Nous préférons les sociétés de cybersécurité disposant de plateformes de sécurité complètes à celles proposant des produits autonomes : ces dernières pourraient voir leurs solutions intégrées dans d’autres plateformes. Les fournisseurs traditionnels de services de cybersécurité devraient maintenir des relations étroites avec leurs clients, mais nous pensons que la croissance proviendra des nouvelles offres de cybersécurité basées sur le cloud, ainsi que des acteurs traditionnels qui s’activent à mettre en œuvre une transition rapide. Nous privilégions les titres de qualité bénéficiant d’une croissance séculaire via leur exposition à la sécurité de nouvelle génération, démontrant une réelle capacité d’exécution et générant d’importants flux de trésorerie.
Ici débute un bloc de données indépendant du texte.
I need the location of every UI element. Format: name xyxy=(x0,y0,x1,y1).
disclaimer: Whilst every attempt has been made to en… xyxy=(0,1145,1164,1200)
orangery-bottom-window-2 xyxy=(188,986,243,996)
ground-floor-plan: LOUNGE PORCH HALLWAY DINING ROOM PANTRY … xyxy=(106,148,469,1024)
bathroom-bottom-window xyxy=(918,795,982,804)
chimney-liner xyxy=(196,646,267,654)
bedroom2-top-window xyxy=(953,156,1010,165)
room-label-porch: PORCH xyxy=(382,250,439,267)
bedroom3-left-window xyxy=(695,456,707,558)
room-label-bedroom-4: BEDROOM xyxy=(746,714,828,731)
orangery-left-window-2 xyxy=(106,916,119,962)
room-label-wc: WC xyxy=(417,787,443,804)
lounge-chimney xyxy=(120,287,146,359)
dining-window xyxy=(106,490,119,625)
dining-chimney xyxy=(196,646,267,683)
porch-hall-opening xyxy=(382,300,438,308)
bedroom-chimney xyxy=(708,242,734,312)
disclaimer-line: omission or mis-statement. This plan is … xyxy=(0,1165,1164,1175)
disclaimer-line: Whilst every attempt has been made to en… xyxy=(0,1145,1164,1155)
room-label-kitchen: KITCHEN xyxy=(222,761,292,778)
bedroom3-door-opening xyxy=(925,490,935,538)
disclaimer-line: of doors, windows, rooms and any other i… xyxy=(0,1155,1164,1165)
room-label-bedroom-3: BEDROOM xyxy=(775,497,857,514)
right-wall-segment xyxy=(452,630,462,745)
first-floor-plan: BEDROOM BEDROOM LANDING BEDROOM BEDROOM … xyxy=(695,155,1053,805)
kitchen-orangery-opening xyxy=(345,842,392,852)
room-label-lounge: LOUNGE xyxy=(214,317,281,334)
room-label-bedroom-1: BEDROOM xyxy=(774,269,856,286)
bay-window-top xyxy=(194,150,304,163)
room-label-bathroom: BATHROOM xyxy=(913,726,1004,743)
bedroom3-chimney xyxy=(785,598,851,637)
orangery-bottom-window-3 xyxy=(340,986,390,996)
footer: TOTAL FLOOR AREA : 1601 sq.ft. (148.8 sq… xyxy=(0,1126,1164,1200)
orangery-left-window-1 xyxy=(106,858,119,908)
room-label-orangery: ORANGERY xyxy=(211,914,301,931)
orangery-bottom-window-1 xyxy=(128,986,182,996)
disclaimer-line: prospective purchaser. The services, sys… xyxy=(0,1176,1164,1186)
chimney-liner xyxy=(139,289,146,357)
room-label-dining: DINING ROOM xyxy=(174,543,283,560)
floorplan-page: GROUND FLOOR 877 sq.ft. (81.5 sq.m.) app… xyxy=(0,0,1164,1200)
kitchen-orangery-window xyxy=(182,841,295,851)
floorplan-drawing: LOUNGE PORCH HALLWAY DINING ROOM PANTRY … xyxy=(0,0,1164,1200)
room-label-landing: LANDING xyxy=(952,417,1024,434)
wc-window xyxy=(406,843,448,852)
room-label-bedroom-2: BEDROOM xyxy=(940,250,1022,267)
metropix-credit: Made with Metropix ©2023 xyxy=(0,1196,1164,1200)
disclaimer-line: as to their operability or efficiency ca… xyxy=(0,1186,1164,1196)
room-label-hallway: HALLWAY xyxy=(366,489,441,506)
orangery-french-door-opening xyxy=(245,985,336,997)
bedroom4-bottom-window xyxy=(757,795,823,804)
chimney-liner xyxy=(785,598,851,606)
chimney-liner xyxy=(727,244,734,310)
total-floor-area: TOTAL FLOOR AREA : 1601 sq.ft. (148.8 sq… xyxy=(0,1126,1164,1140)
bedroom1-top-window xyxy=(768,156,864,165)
La cyber-assurance constitue également une part du marché de l’assurance, certes minuscule mais à croissance rapide (selon Swiss Re, cette branche ne représente actuellement que 0,4% des primes d’assurance dommages au niveau mondial). Les risques croissants liés à l’augmentation du télétravail et la menace accrue de cyberattaques dans le sillage de l’invasion de l’Ukraine pourraient inciter les responsables politiques à définir un cadre réglementaire et juridique plus clair pour l’avenir. Cela ouvrirait la voie à une standardisation plus généralisée et à une croissance future du marché.

 

Cyberattaques: méthodes et risques
  • Maliciels : ces logiciels s’installent dans le réseau au moment où l’utilisateur clique sur un lien ou une pièce jointe d’un courrier électronique. Il s’agit de l’une des formes les plus courantes de cyberattaque qui comprend : les logiciels espions, les virus, les vers, les chevaux de Troie et les rançongiciels
  • Logiciels espions : ils collectent des informations sur le système ou ses utilisateurs et les transmettent à l’agresseur
  • Virus : à l’instar de leurs homologues biologiques, les virus informatiques infectent les applications et le code du système de l’hôte, tout en se répliquant
  • Vers : ces programmes sont installés via une pièce jointe à un e-mail, qui envoie une copie d’elle-même à chaque utilisateur figurant dans la liste de contacts. Les vers n’attaquent pas le système, ils le surchargent
  • Chevaux de Troie : ils établissent une porte dérobée dans les systèmes pour créer une vulnérabilité aux attaques. Les chevaux de Troie se cachent à l’intérieur de programmes légitimes
  • Rançongiciels : ils recueillent des informations tout en refusant à la victime l’accès à ses données, parfois en les cryptant, puis exigent une rançon pour les libérer
  • Hameçonnage : il cible les utilisateurs par le biais d’e-mails frauduleux, d’appels téléphoniques ou de réseaux sociaux, afin d’obtenir des données financières ou de prendre le contrôle des appareils pour en extraire les données
  • Attaques par déni de service distribué (DDOS) : ces attaques inondent les systèmes, les serveurs ou les réseaux d’informations, les bloquant
  • « Zero-day » : les cybercriminels exploitent une faille dans des logiciels ou des systèmes d’exploitation connus, afin de cibler les organisations qui les utilisent avant de trouver une solution
  • Attaque de l’homme du milieu : interception d’une communication entre deux parties pour obtenir des informations, espionner les participants ou modifier le résultat. Le cryptage de bout en bout de la messagerie électronique et des systèmes de messagerie instantanée contribue à prévenir les attaques
  • Cryptojacking : des criminels volent des ressources informatiques sur un réseau ou un appareil d’entreprise afin de miner des cryptodevises à l’insu de l’organisation concernée.